Generally, intraocular pressure generally decreases after both aerobic and anaerobic exercise. Higher intraocular pressure has been reported during the Valsalva maneuver (air is forced against a closed windpipe causing an increase of pressure in the chest). This action occurs during coughing, vomiting, playing wind instruments, as well as during some weightlifting sessions.

According to, study authors note that a certain type of glaucoma (normal-tension glaucoma) is more common in individuals who are subjected to frequent changes in eye pressure. “Prolonged weightlifting could be a potential risk factor for the development or progression of glaucoma. Intermittent intraocular pressure increases during weightlifting should be suspected in patients with normal-tension glaucoma who perform such exercises,” they conclude. “Patients with normal-tension glaucoma should be questioned as to a history of regular weightlifting.”

Heavy Computer Use & Glaucoma

Those who use computers heavily are at greater risk for glaucoma than the general public, particularly those who are short-sighted. Glaucoma is an insidious disease characterized by the decrease of peripherial vision eventually leading to severe vision loss.

A 2004 cross-sectional study in 9124 Japanese workers indicated that there was a possible association between heavy computer users and glaucomatous visual field abnormalities. In other words – people who computers heavily (ie. programmers, software engineers, gamers) could be jeopardizing their sight.

The study looked at typical daily computer use, as well as long-term computer use history. More than 500 participants (5.4%) had problems with peripheral vision. Of that group, one third were found to have glaucoma … perhaps more than a third, since some workers with peripheral vision problems didn’t receive all the testing to accurately diagnose glaucoma.

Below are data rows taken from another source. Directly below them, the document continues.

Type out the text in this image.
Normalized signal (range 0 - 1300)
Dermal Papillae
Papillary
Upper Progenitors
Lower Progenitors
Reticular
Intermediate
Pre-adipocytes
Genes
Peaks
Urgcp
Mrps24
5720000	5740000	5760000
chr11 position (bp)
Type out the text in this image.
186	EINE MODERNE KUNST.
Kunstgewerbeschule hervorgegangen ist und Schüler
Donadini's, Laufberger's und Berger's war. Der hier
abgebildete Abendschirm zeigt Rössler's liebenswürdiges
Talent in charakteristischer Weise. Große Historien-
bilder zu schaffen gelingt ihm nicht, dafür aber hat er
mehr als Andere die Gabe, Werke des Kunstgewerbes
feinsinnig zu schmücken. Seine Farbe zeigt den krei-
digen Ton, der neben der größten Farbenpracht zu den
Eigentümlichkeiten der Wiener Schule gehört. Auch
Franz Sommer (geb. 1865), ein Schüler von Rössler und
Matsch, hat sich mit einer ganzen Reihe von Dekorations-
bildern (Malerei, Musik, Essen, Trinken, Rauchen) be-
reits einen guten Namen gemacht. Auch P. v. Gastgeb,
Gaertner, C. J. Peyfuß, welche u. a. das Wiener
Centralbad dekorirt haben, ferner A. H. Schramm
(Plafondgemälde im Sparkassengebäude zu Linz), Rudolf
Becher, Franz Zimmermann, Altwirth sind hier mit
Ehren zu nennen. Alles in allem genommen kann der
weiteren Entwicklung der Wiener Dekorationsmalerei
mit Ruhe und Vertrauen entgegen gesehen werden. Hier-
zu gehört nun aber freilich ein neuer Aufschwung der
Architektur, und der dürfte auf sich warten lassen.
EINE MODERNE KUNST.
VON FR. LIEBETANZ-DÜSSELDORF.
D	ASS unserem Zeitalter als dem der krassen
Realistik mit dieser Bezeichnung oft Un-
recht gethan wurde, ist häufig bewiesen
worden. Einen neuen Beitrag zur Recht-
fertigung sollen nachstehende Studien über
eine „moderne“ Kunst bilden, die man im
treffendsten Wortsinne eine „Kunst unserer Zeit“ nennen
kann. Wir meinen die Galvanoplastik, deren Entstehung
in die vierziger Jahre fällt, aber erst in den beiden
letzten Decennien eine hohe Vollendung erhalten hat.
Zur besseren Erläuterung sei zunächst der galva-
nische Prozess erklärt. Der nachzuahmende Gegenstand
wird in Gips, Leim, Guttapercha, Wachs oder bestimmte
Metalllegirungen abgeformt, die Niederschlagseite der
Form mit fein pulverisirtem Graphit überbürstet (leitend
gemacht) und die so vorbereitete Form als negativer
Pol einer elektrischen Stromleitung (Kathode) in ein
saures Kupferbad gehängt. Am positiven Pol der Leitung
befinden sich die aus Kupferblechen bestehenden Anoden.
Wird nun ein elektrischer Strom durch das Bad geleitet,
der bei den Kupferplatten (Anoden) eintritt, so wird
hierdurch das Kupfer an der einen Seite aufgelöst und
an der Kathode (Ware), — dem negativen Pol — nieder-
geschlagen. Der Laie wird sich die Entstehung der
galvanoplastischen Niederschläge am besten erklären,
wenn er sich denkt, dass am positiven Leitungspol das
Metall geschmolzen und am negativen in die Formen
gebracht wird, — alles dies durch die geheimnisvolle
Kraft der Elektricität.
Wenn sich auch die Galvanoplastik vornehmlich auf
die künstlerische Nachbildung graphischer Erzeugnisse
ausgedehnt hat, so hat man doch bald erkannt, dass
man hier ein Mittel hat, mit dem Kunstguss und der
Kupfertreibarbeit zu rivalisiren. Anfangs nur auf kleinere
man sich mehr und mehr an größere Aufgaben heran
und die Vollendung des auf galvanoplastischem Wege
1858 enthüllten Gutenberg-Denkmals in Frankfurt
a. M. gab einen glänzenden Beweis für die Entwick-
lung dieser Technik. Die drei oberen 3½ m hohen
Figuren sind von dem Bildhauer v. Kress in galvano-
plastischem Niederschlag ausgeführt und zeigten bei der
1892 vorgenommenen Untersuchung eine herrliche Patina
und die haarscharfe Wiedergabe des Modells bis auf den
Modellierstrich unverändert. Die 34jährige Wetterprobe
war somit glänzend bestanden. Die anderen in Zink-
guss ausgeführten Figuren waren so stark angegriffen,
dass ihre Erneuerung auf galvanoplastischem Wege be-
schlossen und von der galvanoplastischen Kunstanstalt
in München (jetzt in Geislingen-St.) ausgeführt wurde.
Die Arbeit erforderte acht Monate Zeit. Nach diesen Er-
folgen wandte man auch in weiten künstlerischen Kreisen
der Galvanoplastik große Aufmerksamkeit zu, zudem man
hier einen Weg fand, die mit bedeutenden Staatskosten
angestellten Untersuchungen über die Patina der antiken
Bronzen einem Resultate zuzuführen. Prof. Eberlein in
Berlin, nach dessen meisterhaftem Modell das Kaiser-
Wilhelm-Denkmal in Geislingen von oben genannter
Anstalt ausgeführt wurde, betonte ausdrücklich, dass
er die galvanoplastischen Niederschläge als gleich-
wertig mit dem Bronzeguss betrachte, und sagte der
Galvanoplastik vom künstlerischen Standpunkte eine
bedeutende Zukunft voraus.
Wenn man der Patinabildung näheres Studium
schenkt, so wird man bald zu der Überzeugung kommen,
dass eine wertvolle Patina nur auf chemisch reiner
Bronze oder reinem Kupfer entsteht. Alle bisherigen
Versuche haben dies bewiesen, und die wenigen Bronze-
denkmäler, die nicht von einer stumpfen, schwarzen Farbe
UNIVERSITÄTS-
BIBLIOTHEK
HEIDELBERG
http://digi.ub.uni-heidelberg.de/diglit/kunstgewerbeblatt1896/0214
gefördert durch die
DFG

Still, it may not be necessary to quit your day job or to give up your favorite hobby.  Glaucoma can be prevented.  Changes in diet and lifestyle can reduce your risk of glaucoma and other eye diseases and improve your overall health.

Swim Goggles and Increased IOP

Australian researchers took a look at whether swimming goggles elevated intraocular pressure.  They drilled holes in to the goggles permitting special measurement using a method called applanation tonometry in which force against the cornea allows inference as to the degree of pressure inside the eye.  IOP was measured prior to putting on the swim goggles, two minutes after they’d been put on, twenty minutes later  and after their removal. The testing was done with a variety of types of swim goggles.

The researchers found that in fact, IOP did increase while swim goggles were being worn by an average of 4.5 mm Hg.  The size of the face of the goggles was also correlated to IOP – with smaller faces having higher pressures.  The study was not performed while subjects were actually swimming.